Tutorial 4. Adaptive Measurements#

See also

The complete source code of this tutorial can be found in

Tutorial 4. Adaptive Measurements.ipynb

This tutorial requires familiarity with the core concepts of Quantify. We highly recommended to read the user guide and follow Tutorial 1. Controlling a basic experiment using MeasurementControl and Tutorial 2. Advanced capabilities of the MeasurementControl first.

In this tutorial, we explore the adaptive functionality of the MeasurementControl. With this mode, instead of predefining a grid of values to sweep through, we provide an optimization function and an initial state to the meas_ctrl. The meas_ctrl will then use this function to build the sweep. We import our usual modules and set up a meas_ctrl with visualization:

Hide code cell content
import time

import adaptive
import numpy as np
from qcodes import Instrument, ManualParameter
from scipy import optimize

import quantify_core.analysis.optimization_analysis as oa
import quantify_core.visualization.pyqt_plotmon as pqm
from quantify_core.analysis.interpolation_analysis import InterpolationAnalysis2D
from quantify_core.data.handling import set_datadir, default_datadir
from quantify_core.measurement.control import MeasurementControl
from quantify_core.visualization.instrument_monitor import InstrumentMonitor

Before instantiating any instruments or starting a measurement we change the directory in which the experiments are saved using the set_datadir() [get_datadir()] functions.


⚠️ Warning!

We recommend always setting the directory at the start of the python kernel and stick to a single common data directory for all notebooks/experiments within your measurement setup/PC.

The cell below sets a default data directory (~/quantify-data on Linux/macOS or $env:USERPROFILE\\quantify-data on Windows) for tutorial purposes.

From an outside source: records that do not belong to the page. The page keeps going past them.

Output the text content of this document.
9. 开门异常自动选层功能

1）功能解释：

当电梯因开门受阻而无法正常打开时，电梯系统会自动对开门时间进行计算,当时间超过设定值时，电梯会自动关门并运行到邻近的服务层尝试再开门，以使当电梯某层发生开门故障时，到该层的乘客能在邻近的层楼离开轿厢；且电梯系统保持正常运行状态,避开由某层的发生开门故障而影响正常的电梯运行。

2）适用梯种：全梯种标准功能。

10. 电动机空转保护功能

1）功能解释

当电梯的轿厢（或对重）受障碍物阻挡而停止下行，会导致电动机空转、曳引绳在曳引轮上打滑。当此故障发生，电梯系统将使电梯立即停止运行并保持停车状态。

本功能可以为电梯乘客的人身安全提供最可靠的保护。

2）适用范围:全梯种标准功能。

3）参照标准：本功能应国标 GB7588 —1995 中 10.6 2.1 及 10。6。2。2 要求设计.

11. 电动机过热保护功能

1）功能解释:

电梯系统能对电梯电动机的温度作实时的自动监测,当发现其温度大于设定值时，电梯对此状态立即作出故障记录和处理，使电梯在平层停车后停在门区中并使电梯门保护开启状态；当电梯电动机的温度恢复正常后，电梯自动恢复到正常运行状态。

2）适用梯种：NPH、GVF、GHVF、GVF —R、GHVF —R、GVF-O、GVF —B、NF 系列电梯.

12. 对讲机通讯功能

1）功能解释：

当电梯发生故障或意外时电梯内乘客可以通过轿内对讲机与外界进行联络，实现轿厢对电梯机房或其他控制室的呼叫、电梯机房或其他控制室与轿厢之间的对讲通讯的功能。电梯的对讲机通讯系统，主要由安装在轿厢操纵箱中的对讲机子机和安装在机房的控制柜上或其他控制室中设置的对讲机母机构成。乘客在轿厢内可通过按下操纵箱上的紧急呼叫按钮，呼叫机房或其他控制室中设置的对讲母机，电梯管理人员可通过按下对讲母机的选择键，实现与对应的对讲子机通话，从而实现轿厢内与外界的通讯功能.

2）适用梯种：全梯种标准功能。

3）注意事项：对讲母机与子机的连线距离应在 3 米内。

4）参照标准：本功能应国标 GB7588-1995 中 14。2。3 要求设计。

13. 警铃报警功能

Change it to your desired data directory. The utilities to find/search/extract data only work if all the experiment containers are located within the same directory.


set_datadir(default_datadir())
Data will be saved in:
/root/quantify-data
meas_ctrl = MeasurementControl("meas_ctrl")
insmon = InstrumentMonitor("InstrumentMonitor")
plotmon = pqm.PlotMonitor_pyqt("plotmon_meas_ctrl")
meas_ctrl.instr_plotmon(plotmon.name)

Finding a minimum#

We will create a mock Instrument our meas_ctrl will interact with. In this case, it is a simple parabola centered at the origin.

para = Instrument("parabola")

para.add_parameter("x", unit="m", label="X", parameter_class=ManualParameter)
para.add_parameter("y", unit="m", label="Y", parameter_class=ManualParameter)

para.add_parameter(
    "noise", unit="V", label="white noise amplitude", parameter_class=ManualParameter
)
para.add_parameter(
    "acq_delay", initial_value=0.1, unit="s", parameter_class=ManualParameter
)


def _amp_model():
    time.sleep(
        para.acq_delay()
    )  # for display purposes, just so we can watch the live plot update
    return para.x() ** 2 + para.y() ** 2 + para.noise() * np.random.rand(1)


para.add_parameter("amp", unit="V", label="Amplitude", get_cmd=_amp_model)
<qcodes.parameters.parameter.Parameter: amp at 139996879419952>

Next, we will use the optimize package from scipy to provide our adaptive function. You can of course implement your own functions for this purpose, but for brevity we will use something standard and easily available.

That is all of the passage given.